Scientists Isolate the Mechanism Behind the Sun’s Most Mysterious Flares
As our civilization increasingly depends on electronic infrastructure, we need to brace for the impacts of space weather.
Image: NASA Goddard
Earth orbits the Sun at a distance of 92 million miles, on average, which may seem like a fairly safe stretch. But when our star gets temperamental—and it frequently does—it blasts out enormous pulses of energy and radiation in the form of solar flares, which are often accompanied by eruptions of plasma called coronal mass ejections (CMEs).
These events can be powerful enough to spark geomagnetic storms on Earth, which disrupt telecommunications, energy grids, and satellite constellations. As our civilization becomes more reliant on electronic infrastructure, the potential for harsh solar weather to wreak havoc will increase.
That’s why Tahar Amari, a solar physicist at France’s École Polytechnique, is studying the mysterious events that lead up to solar flares and CMEs, so that we can better predict and prepare for them.
Amari is lead author of a study published Wednesday in Nature, which zeroes in on a massive flare that occurred on October 24, 2014. His team assesses the event with a new method that explains why its energy output was so intense despite the fact that it was a so-called “confined flare,” meaning it didn’t produce a CME (flares that do produce CMEs are called “eruptive flares.”)
As Amari and his team explain in the study, answering “basic questions” about the magnetic mechanisms that forecast a flare is “notoriously difficult.” This is because the behavior of Sun’s corona—its outer atmosphere, where flares are born—is much hotter than the Sun’s surface (for unknown reasons) and its magnetic properties are weaker and harder to measure than deeper layers of the star.
To get around this challenge, Amari’s team examined the Sun’s surface, which lies about 1,300 miles below the edge of the corona. Here magnetic properties are stronger and easier to model, so the researchers used that data to build models that estimated processes at higher levels. They were especially interested in understanding the pre-flare movements of “twisted flux ropes,” which are magnetic tube-like structures that generate flares.
By integrating this approach with observational data obtained from spacecraft like NASA’s Solar Dynamics Observatory (SDO) and the Geostationary Operational Environmental Satellite (GOES), the team reconstructed the behavior of the flux rope that powered the October 2014 event. They found that this particular structure was not strong enough to rip through its magnetic “cage,” as the Amari’s team calls it, which is why it did not produce a CME.
However, it was unstable enough to degrade the integrity of the cage, which resulted in powerful X-ray emissions breaking through in localized spots, generating the epic flare captured by SDO.
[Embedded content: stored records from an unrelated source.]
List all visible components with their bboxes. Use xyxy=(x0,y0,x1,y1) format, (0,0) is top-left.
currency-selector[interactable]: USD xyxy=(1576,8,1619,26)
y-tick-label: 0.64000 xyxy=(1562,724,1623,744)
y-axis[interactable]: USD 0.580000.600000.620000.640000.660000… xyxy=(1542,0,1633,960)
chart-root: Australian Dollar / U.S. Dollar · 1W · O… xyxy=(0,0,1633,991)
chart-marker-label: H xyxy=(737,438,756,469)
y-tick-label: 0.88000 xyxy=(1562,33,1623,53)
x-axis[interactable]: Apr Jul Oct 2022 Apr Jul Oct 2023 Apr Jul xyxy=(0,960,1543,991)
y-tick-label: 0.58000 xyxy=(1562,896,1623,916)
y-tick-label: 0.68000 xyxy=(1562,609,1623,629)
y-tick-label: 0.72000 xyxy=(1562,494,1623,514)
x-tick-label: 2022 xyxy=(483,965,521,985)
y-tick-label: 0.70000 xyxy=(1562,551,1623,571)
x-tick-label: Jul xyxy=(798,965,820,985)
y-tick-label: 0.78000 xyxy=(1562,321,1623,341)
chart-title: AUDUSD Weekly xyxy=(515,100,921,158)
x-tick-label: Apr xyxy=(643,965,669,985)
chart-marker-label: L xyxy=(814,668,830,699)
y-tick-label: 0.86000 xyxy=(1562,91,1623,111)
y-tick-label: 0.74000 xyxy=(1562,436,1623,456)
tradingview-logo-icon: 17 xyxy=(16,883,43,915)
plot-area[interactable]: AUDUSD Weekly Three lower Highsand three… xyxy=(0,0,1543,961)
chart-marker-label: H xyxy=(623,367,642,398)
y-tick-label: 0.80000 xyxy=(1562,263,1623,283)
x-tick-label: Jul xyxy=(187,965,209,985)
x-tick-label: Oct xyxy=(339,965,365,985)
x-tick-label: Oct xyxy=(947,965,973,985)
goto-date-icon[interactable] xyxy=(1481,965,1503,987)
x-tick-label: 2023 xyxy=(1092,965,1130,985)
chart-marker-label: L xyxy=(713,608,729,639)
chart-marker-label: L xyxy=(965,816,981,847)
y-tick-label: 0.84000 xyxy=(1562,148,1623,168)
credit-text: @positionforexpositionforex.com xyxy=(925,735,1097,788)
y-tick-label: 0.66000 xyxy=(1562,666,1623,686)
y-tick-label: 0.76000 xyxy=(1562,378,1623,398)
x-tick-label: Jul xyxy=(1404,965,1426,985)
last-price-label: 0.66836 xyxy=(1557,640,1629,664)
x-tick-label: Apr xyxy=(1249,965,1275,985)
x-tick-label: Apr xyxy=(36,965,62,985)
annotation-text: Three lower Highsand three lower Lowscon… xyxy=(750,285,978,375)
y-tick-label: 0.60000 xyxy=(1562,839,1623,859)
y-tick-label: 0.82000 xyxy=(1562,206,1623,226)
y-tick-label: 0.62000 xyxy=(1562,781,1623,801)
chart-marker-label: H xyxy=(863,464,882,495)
By decoding this mysterious process, Amari and his team have pioneered a new method of predicting the maximum amount of energy that can be emitted from flares and CMEs. This is crucial information in terms of preparing for future space weather events, and the damage they might inflict on infrastructure. Amari hopes to create even better predictions as next-generation missions—like the Parker Solar Probe, due for launch this year—observe the Sun from never-before-achieved distances and angles.
It “all starts with data,” Amari told me over email. “NASA missions such as SDO, that we used for this discovery, are great, but the [upcoming] Parker Solar Probe will be too, and the great European Solar Orbiter mission will be very useful.”
In other words, it would be helpful to launch missions that observe the Sun from multiple angles, not just whatever side of it Earth happens to be on, so that we can anticipate disturbances that aren’t visible from our planet. Amari also told me it’s important that we understand the behavior of energy ejected by the Sun as it travels to Earth, a goal the Obama White House prioritized in 2015 with the National Space Weather Strategy initiative.
He is hopeful that these efforts will lead to a system for monitoring and evaluating space weather risks, so that their impact can be managed. “I am not alone,” Amari noted. “There is a fantastic community of scientists over the world who work hard on all those problems too and contribute to our understanding and, at the same time, to make predictions better.”